In Deutschland leben etwa 32.000 bis 40.000 Menschen mit einer Sarkoidose. Diese entzündiche Erkrankung macht sich meist durch knotenförmige Gewebeveränderungen bemerkbar und betrifft vor allem die Lungen. Mediziner unterscheiden zwischen akuter oder chronischer Sarkoidose, die Ursache ist jedoch in beiden Fällen ungeklärt. Die chronische Verlaufsform der Sarkoidose ist mit etwa 95 Prozent die häufigere. Rund die Hälfte aller Fälle bleibt symptomfrei. Die akute Verlaufsform der Sarkoidose, das so genannte Löfgren-Syndrom, tritt sehr plötzlich auf und macht sich unter anderem durch Hautveränderungen und Lymphknotenschwellungen bemerkbar.

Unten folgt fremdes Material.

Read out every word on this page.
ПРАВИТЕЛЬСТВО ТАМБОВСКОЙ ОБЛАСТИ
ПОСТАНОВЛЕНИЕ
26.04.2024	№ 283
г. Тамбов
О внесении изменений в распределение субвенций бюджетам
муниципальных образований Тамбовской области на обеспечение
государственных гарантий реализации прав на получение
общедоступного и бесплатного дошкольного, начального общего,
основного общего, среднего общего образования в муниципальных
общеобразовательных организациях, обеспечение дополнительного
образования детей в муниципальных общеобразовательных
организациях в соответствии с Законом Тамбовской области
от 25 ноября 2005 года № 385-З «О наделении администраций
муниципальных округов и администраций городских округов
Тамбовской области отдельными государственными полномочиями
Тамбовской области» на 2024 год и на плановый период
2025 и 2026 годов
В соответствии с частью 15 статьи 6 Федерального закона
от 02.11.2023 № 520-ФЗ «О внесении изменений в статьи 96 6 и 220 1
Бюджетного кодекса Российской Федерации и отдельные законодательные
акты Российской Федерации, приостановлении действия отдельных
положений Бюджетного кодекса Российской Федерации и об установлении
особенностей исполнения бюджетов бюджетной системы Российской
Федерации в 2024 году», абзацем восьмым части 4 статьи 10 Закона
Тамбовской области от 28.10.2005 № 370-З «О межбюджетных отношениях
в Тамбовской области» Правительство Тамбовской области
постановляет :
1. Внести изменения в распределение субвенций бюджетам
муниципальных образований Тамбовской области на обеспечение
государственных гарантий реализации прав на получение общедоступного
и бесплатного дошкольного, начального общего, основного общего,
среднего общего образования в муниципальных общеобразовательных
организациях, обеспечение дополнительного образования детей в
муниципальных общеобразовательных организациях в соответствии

Wissenschaftler des Helmholtz-Zentrums für Infektionsforschung (HZI) in Braunschweig haben nun ein Molekül identifiziert, das darüber Auskunft gibt, welche der beiden Krankheitsverläufe wahrscheinlich ist, und das darüber hinaus auch therapeutisches Potential besitzt (siehe Clinical and Experimental Immunology 2015, Band 182/2).
„Wir wissen seit mehreren Jahren, dass Patienten eine reduzierte Anzahl regulatorischer T-Zellen und eine vergleichsweise hohe Anzahl aktivierter T-Helferzellen in der Lunge aufweisen“, berichtet Prof. Dunja Bruder, Leiterin der Arbeitsgruppe „Immunregulation“ am HZI und Professorin für Infektionsimmunologie an der Otto-von-Guericke-Universität in Magdeburg. „Auf diese Erkenntnis haben wir uns bei der Suche nach einem prognostischen Marker gestützt.“ T-Zellen übernehmen im Immunsystem verschiedene Funktionen bei der Erkennung und Abwehr von Eindringlingen. Während die so genannten regulatorischen T-Zellen verhindern, dass versehentlich intaktes körpereigenes Gewebe angegriffen wird, unterstützen T-Helferzellen die Funktion anderer Abwehrzellen.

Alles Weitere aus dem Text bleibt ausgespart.